6 ~more~ things about me.

Since super cool miss chicklet tagged me again, I'm going to give 6 more mundane things about myself. But I'm going to cheat and I'm not going to retag people.

Anyway, here are the rules (if I was following them):
1) Link to the person who tagged you
2) Post the rules
3) Share six non-important things / habits / quirks about yourself
4) Tag at least three people

1. I hate closing the door to pee. But I don't like to pee in front of people either. I'm not one who will just keep the door open and talk to anyone in the room, but if no one is around, I will not close the door. Even in public stalls. If there are 5 stalls and I'm the only one in there, I won't close my door. I'm bound to get "caught".

2. I am freaked out by elevator buttons. I'm a semi germ phobe, but only with certain things like that. I will never touch one with my fingers - I'll use my elbow, knee, pen, cell phone. I'll even let my kids press it, but I won't.

3. I have a smell/thought induced gag reflex. I can lurch with any smell (like the bum juice of boston) or watching Bear Grylls eat a pus filled bug. And although just thinking about something like this can get me to physically gag, I can't make myself gag using physical efforts (fingers or, well, ah-hem - you know).

4. I'm a guinness drinker and I feel "holier than thou" because of it. I actually will look down upon a non guinness drinker when I order guinness and they order a "clear" beer. Not that I think I'm a better person, I just think I'm a cooler beer drinker. The funniest part of it all is I only started drinking guinness because my boyfriend at the time would only pay for my beers if I drank guinness (I guess he was the same way). I used to have to hold my breath to drink the stuff.

5. I think clipping your fingernails should be done in the privacy of your house/bathroom and will tell anyone who is clipping in public to knock it the hell off. I've walked into the cube of a complete stranger at work and asked them to stop. Heck, I told a receptionist at my massage therapist's office that her clipping was "a bathroom noise" just yesterday.

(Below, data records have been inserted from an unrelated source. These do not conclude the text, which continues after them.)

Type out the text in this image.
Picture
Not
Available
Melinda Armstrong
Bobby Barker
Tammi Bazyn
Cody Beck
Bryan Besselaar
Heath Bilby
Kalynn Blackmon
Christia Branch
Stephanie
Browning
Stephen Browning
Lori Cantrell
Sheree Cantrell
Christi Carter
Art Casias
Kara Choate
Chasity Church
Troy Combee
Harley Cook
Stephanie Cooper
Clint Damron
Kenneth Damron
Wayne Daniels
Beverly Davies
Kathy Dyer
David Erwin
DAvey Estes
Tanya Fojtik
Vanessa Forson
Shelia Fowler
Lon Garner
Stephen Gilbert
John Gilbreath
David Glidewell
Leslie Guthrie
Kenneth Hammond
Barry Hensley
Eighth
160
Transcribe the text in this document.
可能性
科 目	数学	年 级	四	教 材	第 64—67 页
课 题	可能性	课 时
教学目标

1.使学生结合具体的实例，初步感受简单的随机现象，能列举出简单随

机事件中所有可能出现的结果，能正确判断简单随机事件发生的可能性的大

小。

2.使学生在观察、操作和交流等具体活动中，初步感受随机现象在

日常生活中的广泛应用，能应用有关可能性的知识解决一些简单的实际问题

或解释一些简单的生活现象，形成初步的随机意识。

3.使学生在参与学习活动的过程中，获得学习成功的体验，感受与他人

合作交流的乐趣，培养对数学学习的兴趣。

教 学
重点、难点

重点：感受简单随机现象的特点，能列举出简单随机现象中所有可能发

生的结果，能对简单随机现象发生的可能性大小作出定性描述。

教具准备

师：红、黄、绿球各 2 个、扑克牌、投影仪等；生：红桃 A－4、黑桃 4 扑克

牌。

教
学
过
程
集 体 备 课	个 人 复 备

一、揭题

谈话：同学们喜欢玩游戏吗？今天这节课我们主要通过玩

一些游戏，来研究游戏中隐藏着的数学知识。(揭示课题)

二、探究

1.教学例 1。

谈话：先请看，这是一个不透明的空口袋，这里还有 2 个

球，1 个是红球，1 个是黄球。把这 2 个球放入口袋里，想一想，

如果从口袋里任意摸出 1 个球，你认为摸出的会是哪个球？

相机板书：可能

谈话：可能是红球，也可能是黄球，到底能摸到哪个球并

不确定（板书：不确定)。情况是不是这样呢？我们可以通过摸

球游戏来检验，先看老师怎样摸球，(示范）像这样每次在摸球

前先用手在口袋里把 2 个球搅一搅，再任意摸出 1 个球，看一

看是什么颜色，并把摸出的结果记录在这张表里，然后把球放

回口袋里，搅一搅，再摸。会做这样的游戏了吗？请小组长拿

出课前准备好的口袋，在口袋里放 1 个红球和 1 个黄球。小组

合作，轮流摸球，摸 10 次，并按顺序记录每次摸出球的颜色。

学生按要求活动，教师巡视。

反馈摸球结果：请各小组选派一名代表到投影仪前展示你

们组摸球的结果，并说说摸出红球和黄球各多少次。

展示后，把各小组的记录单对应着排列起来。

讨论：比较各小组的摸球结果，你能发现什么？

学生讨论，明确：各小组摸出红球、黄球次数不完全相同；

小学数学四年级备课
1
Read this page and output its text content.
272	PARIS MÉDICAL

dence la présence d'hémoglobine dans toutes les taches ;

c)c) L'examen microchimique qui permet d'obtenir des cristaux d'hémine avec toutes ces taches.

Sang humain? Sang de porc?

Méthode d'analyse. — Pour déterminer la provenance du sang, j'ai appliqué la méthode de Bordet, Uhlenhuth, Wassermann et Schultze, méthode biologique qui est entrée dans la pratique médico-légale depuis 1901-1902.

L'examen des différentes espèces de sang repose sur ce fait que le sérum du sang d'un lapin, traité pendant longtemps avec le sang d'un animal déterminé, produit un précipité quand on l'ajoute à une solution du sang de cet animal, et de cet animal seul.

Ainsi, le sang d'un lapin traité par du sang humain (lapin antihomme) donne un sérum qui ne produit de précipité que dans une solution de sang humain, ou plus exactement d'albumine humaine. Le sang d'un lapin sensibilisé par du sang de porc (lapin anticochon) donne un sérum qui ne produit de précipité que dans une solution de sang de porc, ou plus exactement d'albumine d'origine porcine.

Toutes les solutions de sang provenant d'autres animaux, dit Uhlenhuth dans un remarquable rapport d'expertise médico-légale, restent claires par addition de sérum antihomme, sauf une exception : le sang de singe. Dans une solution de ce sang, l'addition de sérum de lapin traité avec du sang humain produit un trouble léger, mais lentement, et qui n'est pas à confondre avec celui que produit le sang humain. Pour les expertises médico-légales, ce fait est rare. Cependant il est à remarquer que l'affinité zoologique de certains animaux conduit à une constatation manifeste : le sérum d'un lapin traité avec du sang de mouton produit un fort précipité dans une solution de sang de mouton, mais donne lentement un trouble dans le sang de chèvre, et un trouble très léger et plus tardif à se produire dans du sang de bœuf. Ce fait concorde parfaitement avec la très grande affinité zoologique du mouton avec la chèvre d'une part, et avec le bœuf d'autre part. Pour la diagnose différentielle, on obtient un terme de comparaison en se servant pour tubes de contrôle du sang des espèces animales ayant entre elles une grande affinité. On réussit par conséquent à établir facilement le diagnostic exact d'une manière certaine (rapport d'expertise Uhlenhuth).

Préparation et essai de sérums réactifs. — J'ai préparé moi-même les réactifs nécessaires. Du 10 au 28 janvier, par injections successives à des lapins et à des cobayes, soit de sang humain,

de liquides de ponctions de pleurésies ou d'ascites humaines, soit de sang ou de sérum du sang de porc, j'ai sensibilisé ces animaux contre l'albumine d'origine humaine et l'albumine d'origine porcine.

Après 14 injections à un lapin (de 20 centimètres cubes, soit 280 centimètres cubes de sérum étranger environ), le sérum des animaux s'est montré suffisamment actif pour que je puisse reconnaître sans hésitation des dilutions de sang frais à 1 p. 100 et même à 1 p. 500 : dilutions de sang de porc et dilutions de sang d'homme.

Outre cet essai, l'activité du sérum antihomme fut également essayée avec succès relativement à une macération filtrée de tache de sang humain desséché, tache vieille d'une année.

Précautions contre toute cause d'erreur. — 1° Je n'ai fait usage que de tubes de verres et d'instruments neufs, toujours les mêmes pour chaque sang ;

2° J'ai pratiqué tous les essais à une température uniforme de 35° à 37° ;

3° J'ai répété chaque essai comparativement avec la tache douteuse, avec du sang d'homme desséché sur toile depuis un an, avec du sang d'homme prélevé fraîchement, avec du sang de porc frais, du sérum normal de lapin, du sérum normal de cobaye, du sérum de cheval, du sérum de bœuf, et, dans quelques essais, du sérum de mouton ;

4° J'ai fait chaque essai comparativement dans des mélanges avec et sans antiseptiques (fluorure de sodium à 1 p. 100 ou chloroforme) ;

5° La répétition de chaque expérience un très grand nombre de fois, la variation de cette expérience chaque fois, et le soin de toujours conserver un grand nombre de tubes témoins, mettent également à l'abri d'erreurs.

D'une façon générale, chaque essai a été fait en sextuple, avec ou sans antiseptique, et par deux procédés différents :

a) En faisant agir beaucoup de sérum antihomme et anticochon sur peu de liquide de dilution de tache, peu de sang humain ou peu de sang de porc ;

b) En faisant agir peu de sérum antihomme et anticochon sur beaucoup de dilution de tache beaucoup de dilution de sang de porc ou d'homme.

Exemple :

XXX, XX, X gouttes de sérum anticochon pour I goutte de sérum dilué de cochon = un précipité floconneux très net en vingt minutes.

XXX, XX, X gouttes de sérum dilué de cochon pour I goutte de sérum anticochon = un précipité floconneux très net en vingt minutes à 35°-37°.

6. I loathe brushing my teeth. I still brush them at least twice a day and I floss a few times a week, but I have to make myself do it. I don't know why this is either. I like clean teeth. I don't like bad breath. I like the way my mouth feels after I do it, but it feels like such a chore to me. If there was a gum I could chew in place of brushing, I'd do it.

Well, that's that. The buck stops here in this part of the pay it forward in tags, but since I think I'm the last person on earth to "fill this out", I think everyone already got tagged already!


chicklet said...

I had a boss who used to clip his nails in his office and it GROSSED ME OUT! Hygiene should be kept in private. Ick.

I hate brushing my teeth too - I do it, but man it's a pain in the ass.

jamie said...

I *love* guiness too! I will go for a black and tan every now and then though. My husband is a vodka drinker so the bartender always gets it wrong when he hands us the drinks. I love saying no the girl drink is for him.

Glennformer said...

I hate having the door closed when I pee also, but I do it so as not to distract the other drivers (as much).

I wouldn't say I'm freaked out by elevator buttons, I just recognize them as evil and, likewise, I'm willing to enlist the support of children to push them (I figure it helps them build a robust immune system).

I'm only against public area fingernail clipping when people are not diligent about keeping the clippings from flying all over the place, as if they suppose that they "magically" disappear. Public toenail clipping is an entirely different category and should be punishable by death.

Perhaps you could offset your loathing for teeth brushing with your love for Guinness--brush your teeth with Guinness! Seriously, I loathe brushing your teeth too, since it seems like I always pick a bad time and you usually grumble about how I'm doing it wrong.